La cadena francesa de la papa enfrenta una campaña marcada por condiciones climáticas adversas, menores rendimientos y dificultades para obtener tubérculos con el calibre y la apariencia que exige el mercado.
Después de un verano caracterizado por altas temperaturas y un déficit hídrico excepcional, numerosos cultivos produjeron papas más pequeñas. Esta situación reduce el volumen comercializable y genera incertidumbre sobre la capacidad del sector para adaptarse a episodios climáticos cada vez más frecuentes.
Menores rendimientos y tubérculos más pequeños
El calor y la falta de agua limitaron el desarrollo de los cultivos. Aunque el impacto depende de la región, la disponibilidad de riego y la fecha de implantación, la combinación de sequía y temperaturas elevadas afectó tanto el rendimiento como la distribución de calibres.
La presencia de una mayor proporción de tubérculos pequeños puede disminuir el valor de la cosecha, especialmente cuando la producción está destinada a mercados que requieren tamaños determinados para consumo fresco o procesamiento industrial.
Para los productores, el problema no se limita a cosechar menos toneladas: también aumenta la dificultad para cumplir los contratos y obtener una remuneración que compense los costos de producción.
La apariencia también determina el destino comercial
La calidad exterior constituye otro desafío. La publicación francesa presenta el caso de papas afectadas por sarna plateada, una enfermedad que altera superficialmente la piel y puede provocar su rechazo comercial.
Sin embargo, una vez pelados, esos tubérculos continúan siendo aptos para el consumo. El caso expone la distancia que puede existir entre la calidad visual exigida por el mercado y la calidad alimentaria efectiva del producto.
Estas exigencias pueden incrementar el descarte de papas aprovechables y profundizar las pérdidas económicas, especialmente durante campañas en las que el volumen y el calibre ya resultan insuficientes.
Adaptación frente a un clima más exigente
La situación vuelve a colocar en primer plano la necesidad de adaptar la producción.
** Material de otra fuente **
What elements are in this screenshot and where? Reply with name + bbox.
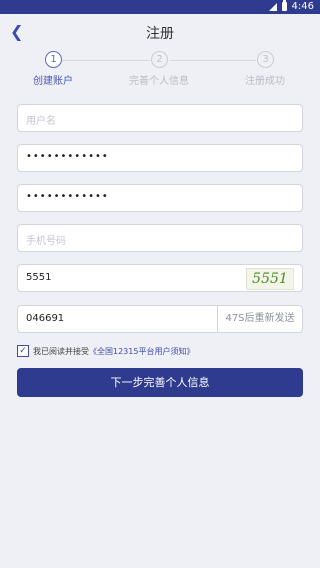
step-2-circle: 2 bbox=[151, 51, 168, 68]
step-indicator: 1 2 3 创建账户 完善个人信息 注册成功 bbox=[0, 50, 320, 90]
step-connector bbox=[170, 60, 256, 61]
password-input[interactable]: •••••••••••• bbox=[17, 144, 303, 172]
phone-input[interactable]: 手机号码 bbox=[17, 224, 303, 252]
step-3-circle: 3 bbox=[257, 51, 274, 68]
signal-icon bbox=[268, 2, 277, 11]
password-value: •••••••••••• bbox=[26, 151, 109, 162]
step-connector bbox=[62, 60, 150, 61]
username-input[interactable]: 用户名 bbox=[17, 104, 303, 132]
phone-placeholder: 手机号码 bbox=[26, 236, 66, 247]
status-bar: 4:46 bbox=[0, 0, 320, 14]
step-3-label: 注册成功 bbox=[245, 76, 285, 87]
agreement-link[interactable]: 《全国12315平台用户须知》 bbox=[89, 346, 194, 357]
captcha-input[interactable]: 5551 5551 bbox=[17, 264, 303, 292]
username-placeholder: 用户名 bbox=[26, 116, 56, 127]
resend-code-button[interactable]: 47S后重新发送 bbox=[217, 306, 302, 332]
status-time: 4:46 bbox=[291, 1, 314, 12]
captcha-value: 5551 bbox=[26, 272, 52, 283]
step-2-label: 完善个人信息 bbox=[129, 76, 189, 87]
captcha-image[interactable]: 5551 bbox=[246, 268, 294, 290]
agreement-text: 我已阅读并接受 bbox=[33, 346, 89, 356]
step-1-circle: 1 bbox=[45, 51, 62, 68]
checkmark-icon: ✓ bbox=[19, 345, 27, 356]
sms-code-value: 046691 bbox=[26, 313, 65, 324]
battery-icon bbox=[281, 0, 287, 11]
sms-code-input[interactable]: 046691 47S后重新发送 bbox=[17, 305, 303, 333]
agreement-row: ✓ 我已阅读并接受 《全国12315平台用户须知》 bbox=[17, 344, 194, 358]
page-title: 注册 bbox=[146, 26, 174, 42]
header: ❮ 注册 bbox=[0, 14, 320, 52]
confirm-password-input[interactable]: •••••••••••• bbox=[17, 184, 303, 212]
agreement-checkbox[interactable]: ✓ bbox=[17, 345, 29, 357]
next-step-button[interactable]: 下一步完善个人信息 bbox=[17, 368, 303, 397]
step-1-label: 创建账户 bbox=[33, 76, 73, 87]
confirm-password-value: •••••••••••• bbox=[26, 191, 109, 202]
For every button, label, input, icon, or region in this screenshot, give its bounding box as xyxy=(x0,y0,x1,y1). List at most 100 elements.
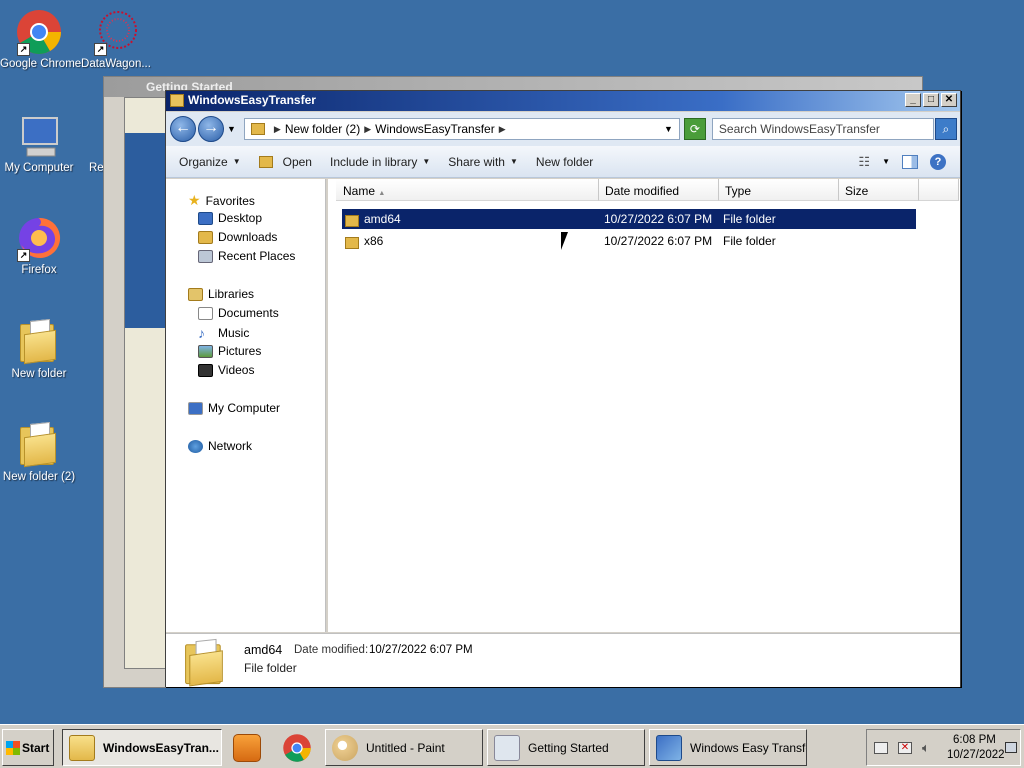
window-title: WindowsEasyTransfer xyxy=(188,93,316,107)
network-icon xyxy=(188,439,203,453)
clock-date[interactable]: 10/27/2022 xyxy=(947,749,1005,761)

Entre las alternativas se encuentran mejorar la eficiencia del riego, conservar más humedad en los suelos, ajustar las fechas de plantación y avanzar en variedades con mayor tolerancia al calor y al estrés hídrico.
Al mismo tiempo, la cadena deberá evaluar mecanismos que permitan aprovechar tubérculos sanos que no alcanzan los estándares visuales del mercado fresco, mediante canales alternativos, procesamiento o criterios comerciales más flexibles.
El desafío para la papa francesa será combinar productividad, calidad y rentabilidad en un contexto climático más variable, evitando que las exigencias estéticas terminen descartando alimentos que conservan plenamente su valor para el consumo.